Thursday, July 16, 2009
Yes, it was beautiful.
But I didn't want to go on this tour: not after the all-night train ride the night before, the 6-hour van ride from Delhi to Agra, and the argument at the security check where they didn't want to let me in.
The problem turned out to be the tiny straight pin holding an Indian flag that had been pinned to my shirt by someone at the train station earlier in the day.
According to our schedule, we were going to tour the Taj Mahal the next day, after a restful evening and dinner in the Grand Imperial Hotel--our first and only night in a hotel during the whole two weeks.
But for some reason, we were unloaded from the van at the gate of the Taj at 5:15 pm when I was feeling tired and cranky.
The reason turned out to be that someone reading a guidebook had discovered that the Taj is not open on Fridays. Ergo, it was now or never for seeing the Taj Mahal.
Actually, it was more beautiful in the evening hours with dramatic clouds than it would have been on a sunny, quiet morning.
I was surprised to learn that the whole place is a memorial garden and mausoleum with adjoining mosques, built for a woman who died in 1631 while giving birth to her 14th child.
She earned every inch of it! May every woman who dies in childbirth be given such a monument--especially those who have already given so much to the world.
(Sophia Tolstoy bore 13 children and before the last several births had begged her husband for respite from intercourse and pregnancy--to no avail--but she outlived Leo.)
But back to Arjumand Banu Begum, who married the Mughal emperor Shat Jahan and was given the title Mumtaz Mahal (Exalted One of the Palace).
When she died at 38, the Shah promised to build her the most beautiful mausoleum in the world. It took 22 years to build with marble from Rajasthan inlaid with gold and colorful cut gemstones.
We paid 750 rupees for entry ($15.53) and were given bottled water and a pair of paper shoe coverings (like those worn by surgeons) in a souvenir carry bag.
Nearing the marble terrace, we had to put on the shoe coverings--much better than removing our shoes as at previous historical sites.
We were not given instructions on how to find the restroom, which soon became a priority for me.
"It's near the main gate--you don't have to go all the way back to the security entrance," Nita said with a wave of her arm.
I set off in that direction and noticed that no utilitarian signs were allowed to spoil the beauty of the place--unlike Disneyland where toilet signs are everywhere.

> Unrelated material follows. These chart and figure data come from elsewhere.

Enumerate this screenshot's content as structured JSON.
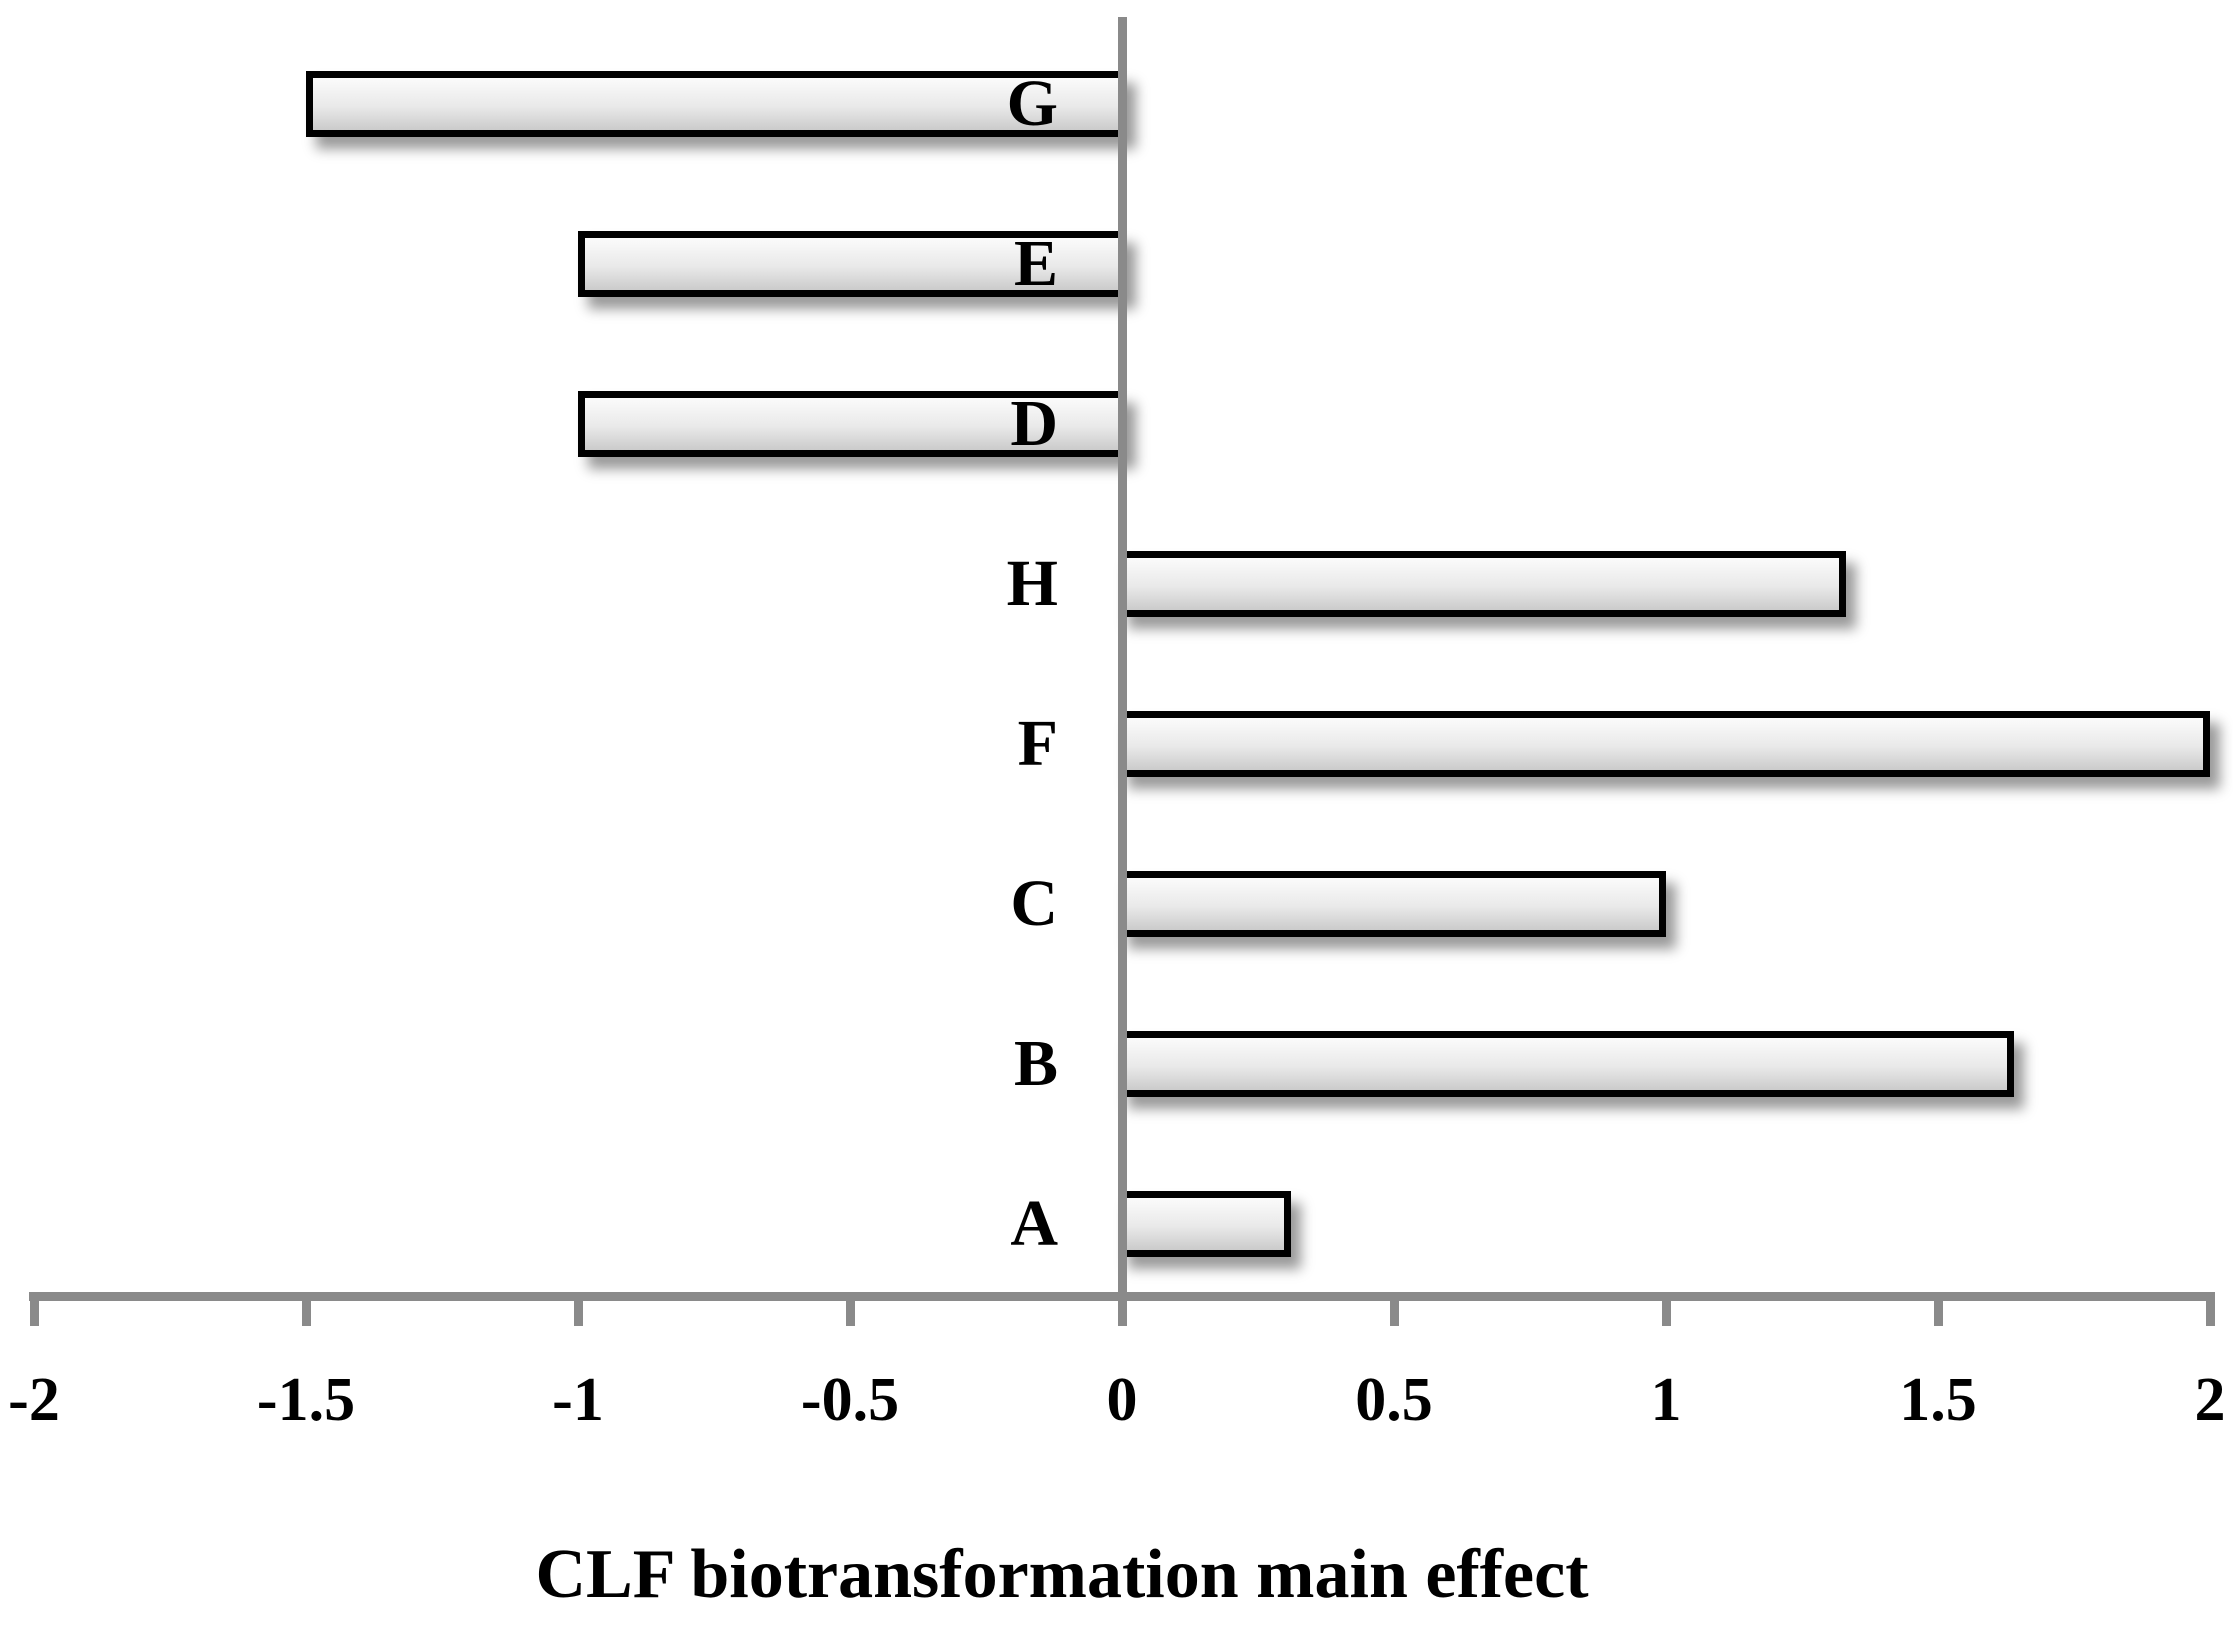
{
  "chart_data": {
    "type": "bar",
    "orientation": "horizontal",
    "title": "",
    "xlabel": "CLF biotransformation main effect",
    "ylabel": "",
    "categories": [
      "G",
      "E",
      "D",
      "H",
      "F",
      "C",
      "B",
      "A"
    ],
    "values": [
      -1.5,
      -1,
      -1,
      1.33,
      2,
      1,
      1.64,
      0.31
    ],
    "xlim": [
      -2,
      2
    ],
    "x_ticks": [
      -2,
      -1.5,
      -1,
      -0.5,
      0,
      0.5,
      1,
      1.5,
      2
    ],
    "x_tick_labels": [
      "-2",
      "-1.5",
      "-1",
      "-0.5",
      "0",
      "0.5",
      "1",
      "1.5",
      "2"
    ],
    "grid": false,
    "legend": "none",
    "bar_fill_top": "#fbfbfb",
    "bar_fill_bottom": "#cbcbcb",
    "bar_border_color": "#000000",
    "axis_color": "#8a8a8a",
    "text_color": "#000000"
  }
}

But I did enjoy the garden and took lots of photos of the flowers and trees.
Finally at the main gate I saw two signs: "Toilet" and "Exit" both pointing the same way. I walked almost back to the security entrance before turning back and asking a guard for information.
He let me back in and I found left of the gate a long open hall of India's history starting in 5,000 BCE and ending with a modest sign just outside the toilets.
As our group left the Taj at 7 pm, we were beseiged by the same crowd of boys and young men trying to sell us mini-Taj Mahals and other products of inlaid marble.
When we had entered, I had had to borrow 700 rupees from Nita Kumar to get in--I'd spent all my cash yesterday tipping rickshaw drivers and porters in my mad dash to catch the train from Varanasi to Delhi.
So my main concern was to find an ATM and repay her. One of the boys very kindly directed me to an ATM, so out of gratitude I entered his father's shop to buy a souvenir.
I walked out with a set of six marble coasters inlaid with turquoise, lapis lazuli, carnelian, mother of pearl (in an inlaid marble container) along with a small plate and little ring box. Cost: 10,000 rupees ($207). More than I'd planned to spend, but the coasters would be a good Christmas gift for my mother-in-law.
We had to stand around waiting for three more members of our group, and that meant enduring the continued assault of all the young salesmen.
"Meri pas hai," I kept saying. "I already bought those things."
By the time our group finally reached the safety of the van, where they continued to pry at the windows shouting at us to buy things, I was nearly in tears.
I had been close to hauling off and walloping them--all that yelling in my face was tough to put up with on a few hours of sleep.
But to these persistent young salesmen, we were a walking gold mine.